古物商許可を申請する際、申請者本人が営業所の管理者も兼ねるケースはよくあります。この場合、提出する誓約書は1枚ではなく2枚必要です。「同じ人が誓約するのに、なぜ2枚も書かなければいけないのか」と疑問に思う方も多いので、その理由を解説します。

誰が2枚必要になるのか

個人申請の場合
申請者本人が管理者を兼ねるときは、「個人用(申請者用)の誓約書」と「管理者用の誓約書」の2種類が必要です。
法人申請の場合
役員(代表者を含む)が管理者を兼ねるときは、その役員について「法人役員用の誓約書」と「管理者用の誓約書」の2種類が必要です。

いずれも、同じ内容を2回書くわけではなく、様式そのものが異なる別の書類です。

なぜ2枚に分かれているのか

これは古物営業法の構造そのものに理由があります。

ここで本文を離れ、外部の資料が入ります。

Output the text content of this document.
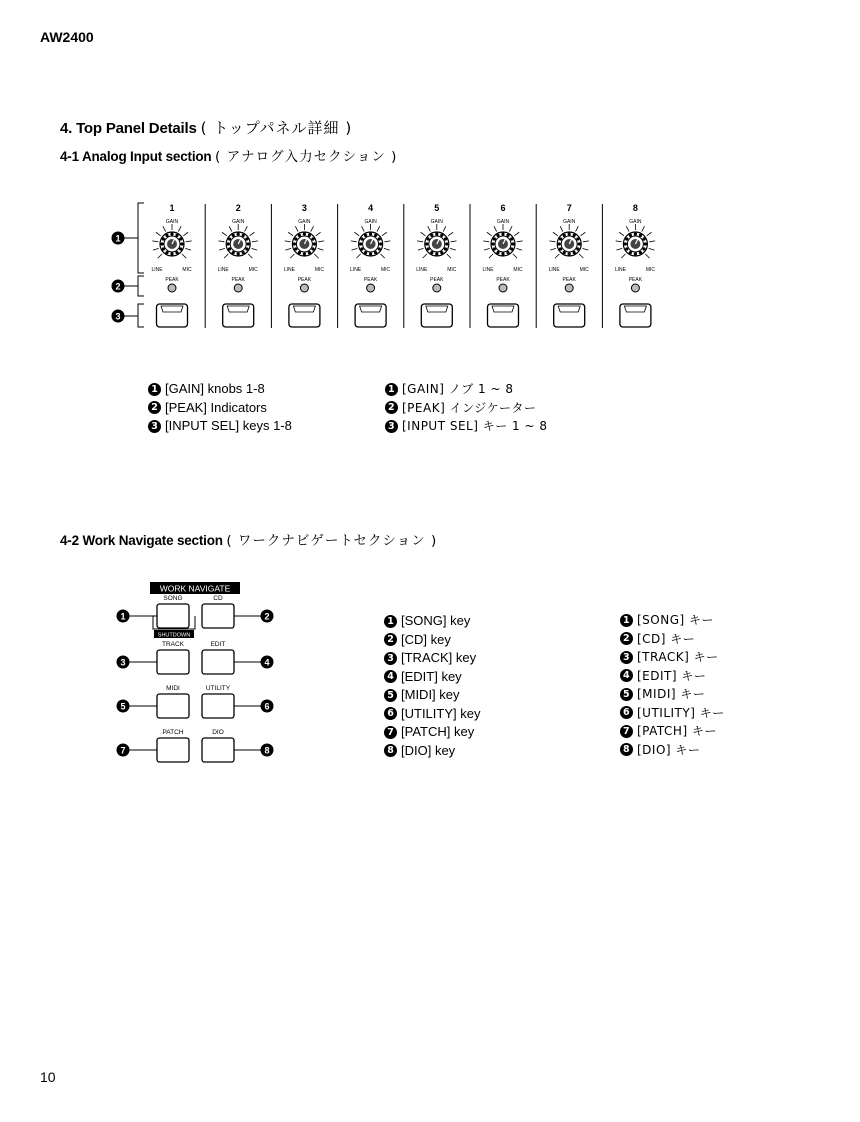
AW2400
4. Top Panel Details ( トップパネル詳細 )
4-1 Analog Input section ( アナログ入力セクション )
1
2
3
1
GAIN
LINE	MIC
PEAK
2
GAIN
LINE	MIC
PEAK
3
GAIN
LINE	MIC
PEAK
4
GAIN
LINE	MIC
PEAK
5
GAIN
LINE	MIC
PEAK
6
GAIN
LINE	MIC
PEAK
7
GAIN
LINE	MIC
PEAK
8
GAIN
LINE	MIC
PEAK
1 [GAIN] knobs 1-8
2 [PEAK] Indicators
3 [INPUT SEL] keys 1-8
1 [GAIN] ノブ 1 ~ 8
2 [PEAK] インジケーター
3 [INPUT SEL] キー 1 ~ 8
4-2 Work Navigate section ( ワークナビゲートセクション )
WORK NAVIGATE
SONG
1
CD
2
TRACK
3
EDIT
4
MIDI
5
UTILITY
6
PATCH
7
DIO
8
SHUTDOWN
1 [SONG] key
2 [CD] key
3 [TRACK] key
4 [EDIT] key
5 [MIDI] key
6 [UTILITY] key
7 [PATCH] key
8 [DIO] key
1 [SONG] キー
2 [CD] キー
3 [TRACK] キー
4 [EDIT] キー
5 [MIDI] キー
6 [UTILITY] キー
7 [PATCH] キー
8 [DIO] キー
10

同法第4条は「許可を受ける個人・法人役員」に対する欠格事由を、第13条第2項は「管理者」に対する欠格事由を、それぞれ独立した条文として定めています。

立法上、この2つの立場はもともと別々に審査される前提で作られているため、同じ人が両方を兼ねていても、書面上は「申請者としての誓約」と「管理者としての誓約」を分けて提出させる形になっているわけです。

申請上の注意点

「本人が管理者を兼ねているから1枚で十分だろう」と思い込んで1枚しか用意せずに警察署の窓口に持参し、その場で出直しを求められるケースが少なくありません。個人・法人いずれの場合も、事前に必要な様式を確認し、2枚とも揃えた状態で申請に臨むことをおすすめします。